Der Kern der Forschungsarbeit von PD Dr. Tobias Renkawitz:
Ziel der Forschungsarbeit von PD Dr. Renkawitz und seinem Team ist es, die Gelenkimplantate für jeden Patienten so individuell wie möglich, ausgerichtet an der jeweiligen persönlichen Anatomie und Biomechanik, anzupassen. Dies setzt voraus, dass alle Teile des künstlichen Knie- oder Hüftgelenks eine biomechanisch-dreidimensional optimierte Einheit bilden.
Dies machte die Entwicklung neuer Techniken erforderlich, mit denen man die Hüftpfanne patientenindividuell genau so ausrichtet, dass sie zur Schaftdrehung passt. „Im Prinzip ist das nichts anderes als ein „Schlüssel-Schloss-Prinzip““, sagt Dr. Renkawitz.
Die neuen Operationstechniken erlauben zudem sehr patientenschonende Eingriffe, bei denen die hüftumgreifenden Muskeln weitgehend geschont und erhalten werden können. Unstimmigkeiten im Zusammenspiel der Komponenten eines Gelenkersatzes können zu einem vorzeitigen Verschleiß des Kunstgelenks führen, was letztendlich frühzeitige Wechseloperationen notwendig macht. „Genau das können wir mit unserer patientenindividuellen Operationsmethode verhindern“, sagt der Preisträger.

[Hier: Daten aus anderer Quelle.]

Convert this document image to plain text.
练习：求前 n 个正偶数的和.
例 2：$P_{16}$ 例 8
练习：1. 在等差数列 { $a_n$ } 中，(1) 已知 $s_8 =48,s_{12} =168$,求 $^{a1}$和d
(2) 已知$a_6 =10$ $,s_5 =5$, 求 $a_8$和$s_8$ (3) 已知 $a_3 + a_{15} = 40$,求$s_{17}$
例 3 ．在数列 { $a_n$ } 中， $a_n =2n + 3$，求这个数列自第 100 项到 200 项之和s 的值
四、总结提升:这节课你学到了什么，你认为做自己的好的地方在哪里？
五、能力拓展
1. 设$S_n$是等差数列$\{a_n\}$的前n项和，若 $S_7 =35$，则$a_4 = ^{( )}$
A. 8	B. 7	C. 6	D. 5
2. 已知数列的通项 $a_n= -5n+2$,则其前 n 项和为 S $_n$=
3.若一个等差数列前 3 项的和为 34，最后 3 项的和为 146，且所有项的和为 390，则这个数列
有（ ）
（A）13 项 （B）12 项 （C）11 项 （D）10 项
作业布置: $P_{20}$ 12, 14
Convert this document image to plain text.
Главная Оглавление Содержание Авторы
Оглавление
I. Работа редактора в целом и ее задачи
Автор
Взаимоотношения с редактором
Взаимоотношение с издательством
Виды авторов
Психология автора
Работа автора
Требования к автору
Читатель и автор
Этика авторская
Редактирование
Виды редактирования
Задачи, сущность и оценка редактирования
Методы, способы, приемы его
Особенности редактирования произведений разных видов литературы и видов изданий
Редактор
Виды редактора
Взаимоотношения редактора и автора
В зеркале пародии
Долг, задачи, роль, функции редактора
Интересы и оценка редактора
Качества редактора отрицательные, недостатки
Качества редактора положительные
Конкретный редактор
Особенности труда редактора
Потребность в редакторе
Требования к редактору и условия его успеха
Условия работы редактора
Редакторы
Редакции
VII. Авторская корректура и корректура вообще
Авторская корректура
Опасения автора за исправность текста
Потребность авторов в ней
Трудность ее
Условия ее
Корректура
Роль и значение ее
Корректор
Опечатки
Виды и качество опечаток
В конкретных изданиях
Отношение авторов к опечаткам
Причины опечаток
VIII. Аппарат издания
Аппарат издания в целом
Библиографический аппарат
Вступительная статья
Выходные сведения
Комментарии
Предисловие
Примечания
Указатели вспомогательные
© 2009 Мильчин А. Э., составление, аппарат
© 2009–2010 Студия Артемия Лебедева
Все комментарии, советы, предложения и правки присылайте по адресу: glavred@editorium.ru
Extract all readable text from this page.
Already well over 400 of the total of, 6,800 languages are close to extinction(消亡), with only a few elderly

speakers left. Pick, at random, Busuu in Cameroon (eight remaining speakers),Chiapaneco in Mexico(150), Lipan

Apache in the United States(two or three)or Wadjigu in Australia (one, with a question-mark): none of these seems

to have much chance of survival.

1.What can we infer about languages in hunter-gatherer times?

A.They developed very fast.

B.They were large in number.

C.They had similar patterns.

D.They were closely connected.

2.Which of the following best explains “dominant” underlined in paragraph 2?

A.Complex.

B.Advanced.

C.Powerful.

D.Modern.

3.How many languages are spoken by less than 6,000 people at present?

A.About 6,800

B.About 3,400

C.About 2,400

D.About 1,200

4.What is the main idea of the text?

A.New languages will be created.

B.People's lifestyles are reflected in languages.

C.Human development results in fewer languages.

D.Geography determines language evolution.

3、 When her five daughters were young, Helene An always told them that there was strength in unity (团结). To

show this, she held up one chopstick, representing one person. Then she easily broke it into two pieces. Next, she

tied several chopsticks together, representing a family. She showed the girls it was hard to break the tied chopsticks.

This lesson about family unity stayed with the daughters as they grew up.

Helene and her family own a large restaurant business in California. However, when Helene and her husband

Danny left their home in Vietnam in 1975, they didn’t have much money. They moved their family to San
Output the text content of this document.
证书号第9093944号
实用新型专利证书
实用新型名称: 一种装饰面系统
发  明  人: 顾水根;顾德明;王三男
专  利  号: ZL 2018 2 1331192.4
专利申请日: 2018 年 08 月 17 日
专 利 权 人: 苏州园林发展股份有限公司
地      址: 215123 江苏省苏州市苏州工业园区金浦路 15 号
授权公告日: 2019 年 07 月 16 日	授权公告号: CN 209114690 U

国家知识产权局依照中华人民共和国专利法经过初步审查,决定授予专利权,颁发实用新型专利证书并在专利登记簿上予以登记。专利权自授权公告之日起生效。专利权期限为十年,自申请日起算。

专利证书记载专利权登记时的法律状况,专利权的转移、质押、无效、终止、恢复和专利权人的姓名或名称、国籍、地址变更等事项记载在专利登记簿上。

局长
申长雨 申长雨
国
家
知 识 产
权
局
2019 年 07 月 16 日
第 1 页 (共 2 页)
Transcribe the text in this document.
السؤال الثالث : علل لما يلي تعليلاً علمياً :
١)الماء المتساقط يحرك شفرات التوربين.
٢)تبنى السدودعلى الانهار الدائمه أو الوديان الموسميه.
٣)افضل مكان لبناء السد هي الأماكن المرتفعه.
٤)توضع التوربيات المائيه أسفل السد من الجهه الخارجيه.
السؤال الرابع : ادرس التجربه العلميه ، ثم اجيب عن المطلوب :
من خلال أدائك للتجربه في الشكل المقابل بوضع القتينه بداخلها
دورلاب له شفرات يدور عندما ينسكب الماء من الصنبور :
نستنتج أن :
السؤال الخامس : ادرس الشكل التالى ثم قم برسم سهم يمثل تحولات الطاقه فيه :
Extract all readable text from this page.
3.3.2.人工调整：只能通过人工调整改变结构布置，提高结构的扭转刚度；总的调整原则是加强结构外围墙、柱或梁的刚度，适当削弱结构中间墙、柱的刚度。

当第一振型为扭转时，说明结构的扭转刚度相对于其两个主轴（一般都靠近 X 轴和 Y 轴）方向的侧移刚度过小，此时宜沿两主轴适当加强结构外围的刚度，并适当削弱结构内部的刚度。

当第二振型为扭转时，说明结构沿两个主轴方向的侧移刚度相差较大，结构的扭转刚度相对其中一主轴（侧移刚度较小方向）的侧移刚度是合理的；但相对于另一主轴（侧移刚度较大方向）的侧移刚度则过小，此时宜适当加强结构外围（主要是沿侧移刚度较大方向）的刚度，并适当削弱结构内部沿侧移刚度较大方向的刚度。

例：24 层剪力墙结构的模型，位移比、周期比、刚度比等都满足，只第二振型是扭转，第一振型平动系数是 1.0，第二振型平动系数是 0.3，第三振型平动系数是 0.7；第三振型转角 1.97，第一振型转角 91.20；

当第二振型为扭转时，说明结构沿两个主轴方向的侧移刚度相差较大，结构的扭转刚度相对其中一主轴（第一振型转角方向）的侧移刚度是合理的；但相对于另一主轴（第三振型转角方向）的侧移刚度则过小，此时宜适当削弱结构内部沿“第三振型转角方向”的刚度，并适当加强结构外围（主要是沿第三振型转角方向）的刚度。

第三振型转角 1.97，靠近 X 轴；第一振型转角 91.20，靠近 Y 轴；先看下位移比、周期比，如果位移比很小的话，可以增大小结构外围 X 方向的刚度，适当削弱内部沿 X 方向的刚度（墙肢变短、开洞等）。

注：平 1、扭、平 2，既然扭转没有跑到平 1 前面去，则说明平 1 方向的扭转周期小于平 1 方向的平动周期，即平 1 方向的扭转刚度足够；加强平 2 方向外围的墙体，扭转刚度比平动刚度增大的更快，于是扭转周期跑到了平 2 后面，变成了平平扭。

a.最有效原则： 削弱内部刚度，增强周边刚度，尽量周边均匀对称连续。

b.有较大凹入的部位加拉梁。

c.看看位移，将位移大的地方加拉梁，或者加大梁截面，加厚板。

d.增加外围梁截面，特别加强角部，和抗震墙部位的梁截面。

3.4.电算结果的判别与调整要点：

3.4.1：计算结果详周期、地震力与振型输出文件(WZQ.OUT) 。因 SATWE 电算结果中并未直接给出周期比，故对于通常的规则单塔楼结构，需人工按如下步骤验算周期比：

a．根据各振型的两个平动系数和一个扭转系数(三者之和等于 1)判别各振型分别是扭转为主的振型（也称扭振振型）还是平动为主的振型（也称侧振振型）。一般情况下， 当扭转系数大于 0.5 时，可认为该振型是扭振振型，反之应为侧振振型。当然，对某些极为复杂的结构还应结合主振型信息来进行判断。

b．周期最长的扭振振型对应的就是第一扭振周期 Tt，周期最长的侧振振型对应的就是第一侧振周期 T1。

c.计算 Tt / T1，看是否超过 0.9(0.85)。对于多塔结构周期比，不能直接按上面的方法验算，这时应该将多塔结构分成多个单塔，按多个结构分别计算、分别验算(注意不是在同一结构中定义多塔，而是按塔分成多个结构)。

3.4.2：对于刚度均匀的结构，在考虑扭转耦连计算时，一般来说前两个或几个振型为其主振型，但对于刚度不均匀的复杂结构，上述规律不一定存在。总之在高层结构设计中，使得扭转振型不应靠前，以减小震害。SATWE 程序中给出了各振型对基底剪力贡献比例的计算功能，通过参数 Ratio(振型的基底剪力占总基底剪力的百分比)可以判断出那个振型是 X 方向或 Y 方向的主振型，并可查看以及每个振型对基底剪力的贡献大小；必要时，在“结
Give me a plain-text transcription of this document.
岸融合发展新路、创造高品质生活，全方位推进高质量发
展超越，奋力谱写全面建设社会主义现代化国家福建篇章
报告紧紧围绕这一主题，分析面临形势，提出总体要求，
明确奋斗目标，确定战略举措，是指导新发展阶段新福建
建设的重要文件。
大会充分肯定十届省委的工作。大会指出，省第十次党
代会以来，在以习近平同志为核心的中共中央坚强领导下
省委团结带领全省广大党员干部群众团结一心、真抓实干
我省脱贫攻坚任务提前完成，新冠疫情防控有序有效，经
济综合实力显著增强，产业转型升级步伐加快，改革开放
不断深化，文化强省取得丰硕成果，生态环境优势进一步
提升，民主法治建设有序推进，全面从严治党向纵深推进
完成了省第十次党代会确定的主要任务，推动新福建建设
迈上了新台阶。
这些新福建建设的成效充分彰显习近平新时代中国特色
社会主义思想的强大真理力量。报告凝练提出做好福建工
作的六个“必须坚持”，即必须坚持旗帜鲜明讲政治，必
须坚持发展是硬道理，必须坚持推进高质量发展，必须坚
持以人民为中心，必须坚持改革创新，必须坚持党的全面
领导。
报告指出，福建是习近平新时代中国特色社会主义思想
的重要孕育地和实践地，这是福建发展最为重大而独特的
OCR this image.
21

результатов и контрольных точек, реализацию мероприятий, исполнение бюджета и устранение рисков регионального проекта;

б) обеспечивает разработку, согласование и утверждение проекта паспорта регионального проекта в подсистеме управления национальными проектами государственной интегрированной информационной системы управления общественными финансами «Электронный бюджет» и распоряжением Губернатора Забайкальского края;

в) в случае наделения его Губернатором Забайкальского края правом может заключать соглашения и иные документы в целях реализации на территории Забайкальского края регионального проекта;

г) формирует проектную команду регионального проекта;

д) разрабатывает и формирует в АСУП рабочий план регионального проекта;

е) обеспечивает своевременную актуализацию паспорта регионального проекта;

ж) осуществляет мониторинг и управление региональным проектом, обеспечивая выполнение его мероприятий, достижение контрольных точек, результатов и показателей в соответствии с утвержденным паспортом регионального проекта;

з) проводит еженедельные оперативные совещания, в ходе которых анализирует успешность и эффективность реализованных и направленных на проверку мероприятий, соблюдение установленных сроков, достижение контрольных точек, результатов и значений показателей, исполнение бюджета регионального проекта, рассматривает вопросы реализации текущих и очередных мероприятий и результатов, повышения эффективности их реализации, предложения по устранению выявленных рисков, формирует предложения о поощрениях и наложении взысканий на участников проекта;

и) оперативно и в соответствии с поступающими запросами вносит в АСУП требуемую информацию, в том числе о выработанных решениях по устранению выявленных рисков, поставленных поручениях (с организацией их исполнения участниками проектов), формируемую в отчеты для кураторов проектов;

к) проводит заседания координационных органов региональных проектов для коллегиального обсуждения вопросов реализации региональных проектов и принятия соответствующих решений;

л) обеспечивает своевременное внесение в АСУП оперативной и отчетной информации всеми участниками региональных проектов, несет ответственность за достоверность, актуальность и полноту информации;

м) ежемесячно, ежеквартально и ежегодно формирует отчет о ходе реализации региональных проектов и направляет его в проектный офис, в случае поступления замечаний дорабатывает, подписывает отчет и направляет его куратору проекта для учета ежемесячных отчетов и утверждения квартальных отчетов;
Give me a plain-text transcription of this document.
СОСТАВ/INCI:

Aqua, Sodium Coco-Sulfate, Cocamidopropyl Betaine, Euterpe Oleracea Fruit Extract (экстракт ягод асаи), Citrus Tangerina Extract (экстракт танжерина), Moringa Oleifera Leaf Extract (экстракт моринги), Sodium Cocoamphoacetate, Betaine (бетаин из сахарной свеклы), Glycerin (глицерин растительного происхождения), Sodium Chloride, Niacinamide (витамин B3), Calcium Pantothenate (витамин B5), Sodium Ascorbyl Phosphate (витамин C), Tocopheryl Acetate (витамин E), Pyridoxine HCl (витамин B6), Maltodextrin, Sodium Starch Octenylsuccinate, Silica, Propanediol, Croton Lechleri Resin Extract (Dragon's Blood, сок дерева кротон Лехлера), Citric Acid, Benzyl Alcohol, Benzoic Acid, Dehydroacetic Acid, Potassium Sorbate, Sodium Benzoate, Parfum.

Spektakulär ist in dem Zusammenhang die in der Orthopädischen Universitätsklinik in Bad Abbach weiterentwickelte und eingesetzte Operationstechnik: Mit Hilfe von Infrarotstrahlen berechnet ein Computer während der Operation in Echtzeit ein exaktes dreidimensionales Modell der Patientenanatomie. Damit kann der Operateur die richtige Positionierung des Kunstgelenks exakt kontrollieren. Bei der Implantation eines künstlichen Kniegelenks wird diese Technologie auch genutzt, um für jeden Patienten einen optimalen Gleit-Rollmechanismus im Kunstgelenk umzusetzen. Damit lässt sich nach der Operation schnell wieder die natürliche Kniebeweglichkeit zurückgewinnen.